In a milestone moment for the British financial landscape, a powerful consortium of the UK’s largest clearing banks and fintech disruptors has joined forces to launch the UK Payments Initiative Ltd (UKPI). Announced live on stage at Money20/20 Europe in Amsterdam, the venture represents the first completely new payment scheme established in the UK since the introduction of Faster Payments nearly 20 years ago in 2008.

The industry-led scheme is engineered to anchor the next generation of open banking utility. By establishing a unified rulebook, a shared commercial model, and uniform operational standards, UKPI aims to dismantle the systemic hurdles that have previously prevented account-to-account (A2A) payments from acting as a viable, mass-market alternative to traditional plastic cards and Direct Debit systems.

Moving Beyond One-Off Open Banking

Open banking adoption across the UK has expanded rapidly in recent years, with transaction volumes currently surpassing 37 million payments per month. However, a significant structural limitation has persisted: the vast majority of these transactions have been restricted to single, one-off e-commerce checkouts or manual peer-to-peer transfers.

The live launch of the UKPI scheme fundamentally shifts this dynamic by bringing consistency and institutional scale to commercial Variable Recurring Payments (VRPs). The architecture allows businesses, utilities, and public sector bodies to collect automated, recurring payments directly from a customer’s bank account, completely bypassing expensive card billing networks.

The new payment rails will initially deploy across several high-volume consumer verticals:

  • Public Sector and Government: Streamlining the collection of council taxes, citizen fees, and public utility dues.

  • Essential Utilities: Enabling automated, dynamic bill payments for energy, water, and telecom services.

  • Charitable Giving: Giving non-profits a low-overhead channel to process regular or variable donor contributions.

  • Financial Services: Simplifying routine wealth management allocations, loan repayments, and savings account top-ups.

Putting Consumers Back in Control
Richard Koch, managing director of the UK Payments Initiative

A core focal point of the UKPI framework is the intentional elevation of consumer control and transactional transparency. Under legacy Direct Debit agreements, businesses frequently retain broad authority over withdrawal timelines and amounts, leaving consumers to manage disputes retroactively.

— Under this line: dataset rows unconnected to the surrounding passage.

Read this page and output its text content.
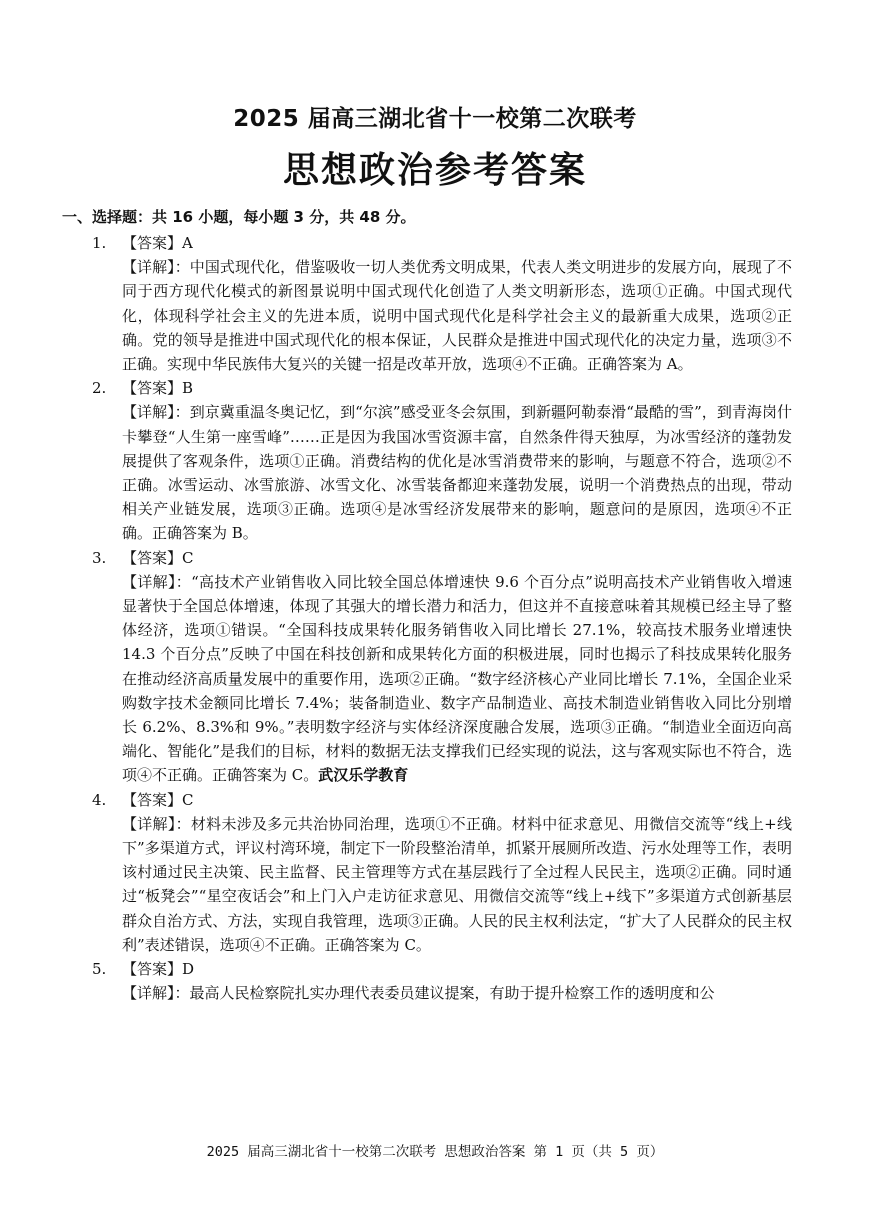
2025 届高三湖北省十一校第二次联考
思想政治参考答案
一、选择题：共 16 小题，每小题 3 分，共 48 分。
1.	【答案】A
【详解】：中国式现代化，借鉴吸收一切人类优秀文明成果，代表人类文明进步的发展方向，展现了不同于西方现代化模式的新图景说明中国式现代化创造了人类文明新形态，选项①正确。中国式现代化，体现科学社会主义的先进本质，说明中国式现代化是科学社会主义的最新重大成果，选项②正确。党的领导是推进中国式现代化的根本保证，人民群众是推进中国式现代化的决定力量，选项③不正确。实现中华民族伟大复兴的关键一招是改革开放，选项④不正确。正确答案为 A。
2.	【答案】B
【详解】：到京冀重温冬奥记忆，到“尔滨”感受亚冬会氛围，到新疆阿勒泰滑“最酷的雪”，到青海岗什卡攀登“人生第一座雪峰”……正是因为我国冰雪资源丰富，自然条件得天独厚，为冰雪经济的蓬勃发展提供了客观条件，选项①正确。消费结构的优化是冰雪消费带来的影响，与题意不符合，选项②不正确。冰雪运动、冰雪旅游、冰雪文化、冰雪装备都迎来蓬勃发展，说明一个消费热点的出现，带动相关产业链发展，选项③正确。选项④是冰雪经济发展带来的影响，题意问的是原因，选项④不正确。正确答案为 B。
3.	【答案】C
【详解】：“高技术产业销售收入同比较全国总体增速快 9.6 个百分点”说明高技术产业销售收入增速显著快于全国总体增速，体现了其强大的增长潜力和活力，但这并不直接意味着其规模已经主导了整体经济，选项①错误。“全国科技成果转化服务销售收入同比增长 27.1%，较高技术服务业增速快 14.3 个百分点”反映了中国在科技创新和成果转化方面的积极进展，同时也揭示了科技成果转化服务在推动经济高质量发展中的重要作用，选项②正确。“数字经济核心产业同比增长 7.1%，全国企业采购数字技术金额同比增长 7.4%；装备制造业、数字产品制造业、高技术制造业销售收入同比分别增长 6.2%、8.3%和 9%。”表明数字经济与实体经济深度融合发展，选项③正确。“制造业全面迈向高端化、智能化”是我们的目标，材料的数据无法支撑我们已经实现的说法，这与客观实际也不符合，选项④不正确。正确答案为 C。武汉乐学教育
4.	【答案】C
【详解】：材料未涉及多元共治协同治理，选项①不正确。材料中征求意见、用微信交流等“线上+线下”多渠道方式，评议村湾环境，制定下一阶段整治清单，抓紧开展厕所改造、污水处理等工作，表明该村通过民主决策、民主监督、民主管理等方式在基层践行了全过程人民民主，选项②正确。同时通过“板凳会”“星空夜话会”和上门入户走访征求意见、用微信交流等“线上+线下”多渠道方式创新基层群众自治方式、方法，实现自我管理，选项③正确。人民的民主权利法定，“扩大了人民群众的民主权利”表述错误，选项④不正确。正确答案为 C。
5.	【答案】D
【详解】：最高人民检察院扎实办理代表委员建议提案，有助于提升检察工作的透明度和公
2025 届高三湖北省十一校第二次联考 思想政治答案 第 1 页（共 5 页）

The VRP-driven UKPI scheme flips this power dynamic. Consumers can explicitly set and approve clear boundaries directly within their own banking apps before any money moves. They maintain the unilateral power to dictate exactly who can collect funds, the maximum cash limit allowed per transaction, and the precise duration of the billing permission. Furthermore, because the architecture runs directly on bank-to-bank cryptographic rails, consumers can authenticate regular payments securely without ever exposing their sensitive plastic card credentials online.

To preserve systemic integrity, the consortium has also hardcoded robust consumer protection safeguards and unified dispute resolution processes directly into the scheme’s rules, ensuring consumer trust matches the baseline of traditional legacy networks.

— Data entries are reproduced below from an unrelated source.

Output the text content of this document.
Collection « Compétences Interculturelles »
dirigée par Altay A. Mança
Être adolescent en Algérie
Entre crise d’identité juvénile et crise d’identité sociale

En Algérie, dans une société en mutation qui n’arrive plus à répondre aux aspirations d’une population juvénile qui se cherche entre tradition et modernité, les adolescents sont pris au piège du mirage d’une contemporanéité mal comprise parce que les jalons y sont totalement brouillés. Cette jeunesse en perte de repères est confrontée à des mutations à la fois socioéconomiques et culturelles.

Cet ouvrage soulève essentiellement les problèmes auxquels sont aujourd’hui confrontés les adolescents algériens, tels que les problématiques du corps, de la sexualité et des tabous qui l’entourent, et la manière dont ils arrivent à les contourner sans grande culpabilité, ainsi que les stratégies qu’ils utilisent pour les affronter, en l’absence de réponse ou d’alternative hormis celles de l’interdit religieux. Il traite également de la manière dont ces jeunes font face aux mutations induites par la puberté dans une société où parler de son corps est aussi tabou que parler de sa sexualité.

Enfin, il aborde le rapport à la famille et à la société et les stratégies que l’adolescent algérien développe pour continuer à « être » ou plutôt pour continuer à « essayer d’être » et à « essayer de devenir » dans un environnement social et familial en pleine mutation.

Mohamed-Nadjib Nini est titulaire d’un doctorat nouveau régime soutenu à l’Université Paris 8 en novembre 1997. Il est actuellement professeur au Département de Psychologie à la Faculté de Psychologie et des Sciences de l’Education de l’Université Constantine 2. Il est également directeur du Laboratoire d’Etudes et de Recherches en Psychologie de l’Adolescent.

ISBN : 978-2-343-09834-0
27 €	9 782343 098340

“This marks a defining moment for the next evolution of payments in the United Kingdom,” stated Richard Koch, managing director of the UK Payments Initiative. “This is about creating a payment model that works better for everyone, giving people more control and reducing friction for businesses. Our commercial approach will allow us to develop from these first customer journeys to subscription models and wider ecommerce.”

A Rare Unified Front: The Shareholders Behind UKPI

The definitive alignment of the UKPI rulebook follows a successful “live proving” phase, meaning the scheme is moving directly into a full-scale commercial rollout. The sheer breadth of the project’s founding shareholders emphasizes why the market expects rapid adoption. The initiative has accomplished a rare feat: uniting the country’s most conservative incumbent financial institutions with its most aggressive fintech challengers.

The collaborative shareholder base includes high-street banking giants like Barclays, HSBC, Lloyds Banking Group, NatWest, and Santander. It also spans prominent digital neobanks such as Monzo, Revolut, and Starling, alongside major open banking infrastructure providers including GoCardless, Plaid, Truelayer, Modulr, and Yapily.

By pulling the entire ecosystem onto an identical commercial sheet, the scheme directly supports the core objectives laid out in the UK Government’s National Payments Vision. By offering British businesses a tangible path to reduce payment processing overheads, enhance data security, and build innovative domestic rails, UKPI is ensuring the UK retains its crown as a global leader in financial infrastructure.